Renart fut peut-être l’un des premiers à dénoncer la perversité des tenants du pouvoir, du moins dans la littérature française, mais depuis il a eu de nombreux successeurs dans le règne animal et sous divers cieux. Et, dans les petites républiques caucasiennes, si agitées actuellement, Fazil Iskander a inventé, dans un hypothétique pays africain, un royaume où les lapins et les boas cohabitent selon une bien étrange règle tacite. Les boas mangent les lapins après les avoir hypnotisés et les lapins se multiplient le plus vite possible pour perpétuer leur espèce au détriment des indigènes dont ils pillent les jardins.

Mais ce bel équilibre est chamboulé quand un lapin plus malin que les autres constate que « votre hypnose, c’est notre peur. Notre peur, c’est notre hypnose. » Et, donc sans peur, il n’y a plus d’hypnose et les boas ne peuvent plus manger les lapins. Le lapin intelligent a grippé la belle machine et détruit le fragile équilibre qui présidait au pays des boas et des lapins.

Iskander a ainsi, lui aussi, utilisé le bestiaire pour critiquer, à visage masqué, le système politique qui gouvernait l’Union des républiques socialistes et soviétiques à cette époque. En mettant en scène les systèmes sociaux des boas et des lapins, il a stigmatisé toutes les tares que l’on attribue habituellement à ce régime : la terreur, la délation, la flatterie, l’appât du gain, l’usage éhonté du pouvoir, la cupidité, la manipulation, etc… Mais, cette satyre déborde largement le système soviétique et peut s’appliquer à la rigueur un peu aveugle de nos républiques démocratiques et même aux méthodes managériales de bien des entreprises ou autres organismes contemporains.

Toutefois, ce texte n’est pas seulement un pamphlet politique, il est, avant tout, comme c’est indiqué en sous-titre : « un conte philosophique » qui soulève la question du pouvoir et de son exercice dans une organisation sociale quelconque.

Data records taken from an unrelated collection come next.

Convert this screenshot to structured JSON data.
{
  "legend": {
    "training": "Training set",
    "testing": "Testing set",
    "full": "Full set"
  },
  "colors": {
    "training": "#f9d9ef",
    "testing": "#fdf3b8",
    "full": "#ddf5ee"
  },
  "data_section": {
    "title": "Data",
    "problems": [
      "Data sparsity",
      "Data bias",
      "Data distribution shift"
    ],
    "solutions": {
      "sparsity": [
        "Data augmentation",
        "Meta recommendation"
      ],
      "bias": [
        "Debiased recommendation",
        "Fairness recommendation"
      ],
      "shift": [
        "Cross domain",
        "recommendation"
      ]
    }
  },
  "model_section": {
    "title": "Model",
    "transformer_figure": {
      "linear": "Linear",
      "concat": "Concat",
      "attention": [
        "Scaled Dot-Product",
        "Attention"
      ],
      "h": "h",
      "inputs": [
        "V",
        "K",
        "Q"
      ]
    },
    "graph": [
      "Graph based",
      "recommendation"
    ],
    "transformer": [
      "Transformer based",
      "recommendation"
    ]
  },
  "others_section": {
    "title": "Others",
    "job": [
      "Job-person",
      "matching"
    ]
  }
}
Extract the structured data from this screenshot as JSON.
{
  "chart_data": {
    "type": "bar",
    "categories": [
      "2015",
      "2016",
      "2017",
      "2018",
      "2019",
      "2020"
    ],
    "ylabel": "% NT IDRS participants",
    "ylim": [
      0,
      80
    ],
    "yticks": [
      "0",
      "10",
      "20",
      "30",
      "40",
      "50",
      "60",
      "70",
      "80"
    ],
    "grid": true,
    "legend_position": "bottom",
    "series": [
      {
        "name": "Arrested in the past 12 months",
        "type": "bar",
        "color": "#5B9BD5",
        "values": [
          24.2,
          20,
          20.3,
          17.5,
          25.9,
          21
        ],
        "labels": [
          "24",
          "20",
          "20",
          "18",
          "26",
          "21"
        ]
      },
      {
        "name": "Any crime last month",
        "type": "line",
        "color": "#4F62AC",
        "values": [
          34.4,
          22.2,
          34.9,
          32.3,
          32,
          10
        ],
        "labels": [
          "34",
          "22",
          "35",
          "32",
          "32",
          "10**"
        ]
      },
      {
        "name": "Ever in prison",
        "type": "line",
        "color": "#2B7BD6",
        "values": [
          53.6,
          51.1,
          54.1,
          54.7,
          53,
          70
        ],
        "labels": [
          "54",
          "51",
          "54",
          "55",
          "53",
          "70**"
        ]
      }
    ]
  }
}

Et, il veut, surtout, débattre de la vérité et de son usage, « nous avons besoin d’un repère aussi dur que le diamant et la vérité est là ». Cependant, la vérité n’est pas toujours bonne à dire car il faut maintenir une certaine angoisse pour que les populations conservent une saine inquiétude qui maintient un bon instinct de conservation collectif. « Telle est la vie, telle est la loi du renouvellement de l’angoisse. La loi de l’autoconservation de la vie. » Si, la vérité est nécessaire, « il ya peut-être quelque chose de supérieur à la certitude, c’est l’espoir ». Et, cet espoir, il n’est pas évident qu’Iskander l’avait encore en écrivant ce livre à l’humour grinçant et au pessimisme fataliste. Les lapins, pas plus que les boas, ne sortirent de leur médiocrité et les hommes n’oublièrent, pas plus, leurs travers et leur appétit du gain et du pouvoir.

Et, l’humanité risque de mériter encore longtemps les régimes politiques pervers qu’elle génère elle-même par sa faiblesse et son manque de courage et de volonté.